Initially, the president was denying that there is a rice crisis. How can you then explain the long queue of people competing to buy NFA rice? How can you explain the 35 pesos per kilo price? Some experts even predicted that it is possible that the price can rise as high as 60 pesos per kilo.
Real or imagined, the so-called rice crisis is taking its toll. Rice dealers are hoarding tons of rice. Authorities are regularly raiding warehouses that are stockpiling NFA rice. All the while, more and more Filipinos are getting hungry. Those who still have the money would sacrifice long hours of queuing under the intense heat of the summer sun just to purchase their 5-kilo daily limit of NFA rice.

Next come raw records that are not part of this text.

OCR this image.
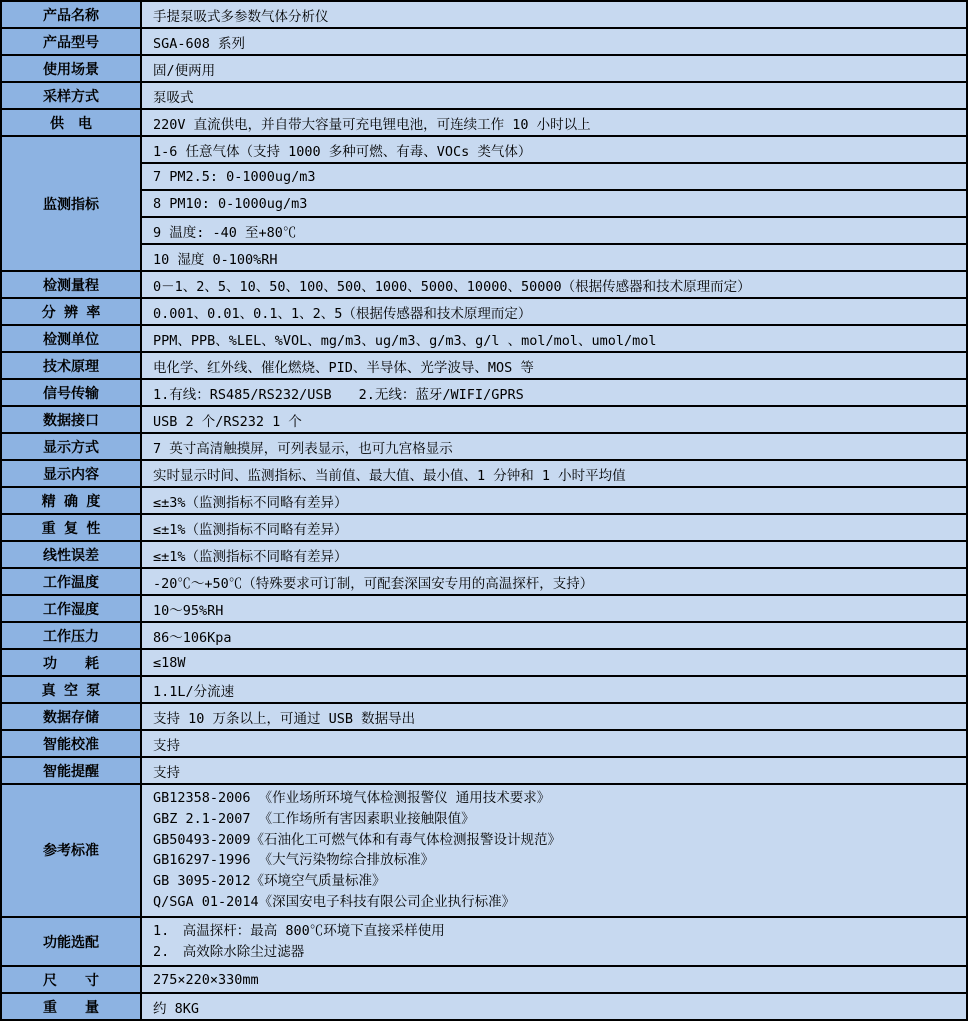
产品名称	手提泵吸式多参数气体分析仪
产品型号	SGA-608 系列
使用场景	固/便两用
采样方式	泵吸式
供　电	220V 直流供电，并自带大容量可充电锂电池，可连续工作 10 小时以上
监测指标	1-6 任意气体（支持 1000 多种可燃、有毒、VOCs 类气体）
	7 PM2.5: 0-1000ug/m3
	8 PM10: 0-1000ug/m3
	9 温度: -40 至+80℃
	10 湿度 0-100%RH
检测量程	0－1、2、5、10、50、100、500、1000、5000、10000、50000（根据传感器和技术原理而定）
分 辨 率	0.001、0.01、0.1、1、2、5（根据传感器和技术原理而定）
检测单位	PPM、PPB、%LEL、%VOL、mg/m3、ug/m3、g/m3、g/l 、mol/mol、umol/mol
技术原理	电化学、红外线、催化燃烧、PID、半导体、光学波导、MOS 等
信号传输	1.有线：RS485/RS232/USB　　2.无线：蓝牙/WIFI/GPRS
数据接口	USB 2 个/RS232 1 个
显示方式	7 英寸高清触摸屏，可列表显示，也可九宫格显示
显示内容	实时显示时间、监测指标、当前值、最大值、最小值、1 分钟和 1 小时平均值
精 确 度	≤±3%（监测指标不同略有差异）
重 复 性	≤±1%（监测指标不同略有差异）
线性误差	≤±1%（监测指标不同略有差异）
工作温度	-20℃～+50℃（特殊要求可订制，可配套深国安专用的高温探杆，支持）
工作湿度	10～95%RH
工作压力	86～106Kpa
功　　耗	≤18W
真 空 泵	1.1L/分流速
数据存储	支持 10 万条以上，可通过 USB 数据导出
智能校准	支持
智能提醒	支持
参考标准	
GB12358-2006 《作业场所环境气体检测报警仪 通用技术要求》
GBZ 2.1-2007 《工作场所有害因素职业接触限值》
GB50493-2009《石油化工可燃气体和有毒气体检测报警设计规范》
GB16297-1996 《大气污染物综合排放标准》
GB 3095-2012《环境空气质量标准》
Q/SGA 01-2014《深国安电子科技有限公司企业执行标准》

功能选配	1.　高温探杆：最高 800℃环境下直接采样使用
2.　高效除水除尘过滤器

尺　　寸	275×220×330mm
重　　量	约 8KG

The president is again doing her double talk. She is saying that there is no rice crisis but the actions of the government are telling us otherwise. Is it really too far-fetched that the government would instigate an artificial rice crisis? Well, the government has been doing it for many years. By importing rice and allowing billion-pesos worth of agricultural funds go into the pockets of greedy officials, such as Joc-joc Volante.
When I was a child, my grandmother, “Lola Vacion,” used to remind me that for every grain of rice that I wasted, I would be spending one day in purgatory. If she was right, what then would be the more fitting punishment for those who are wasting tons of rice at the expense of the hungry masses?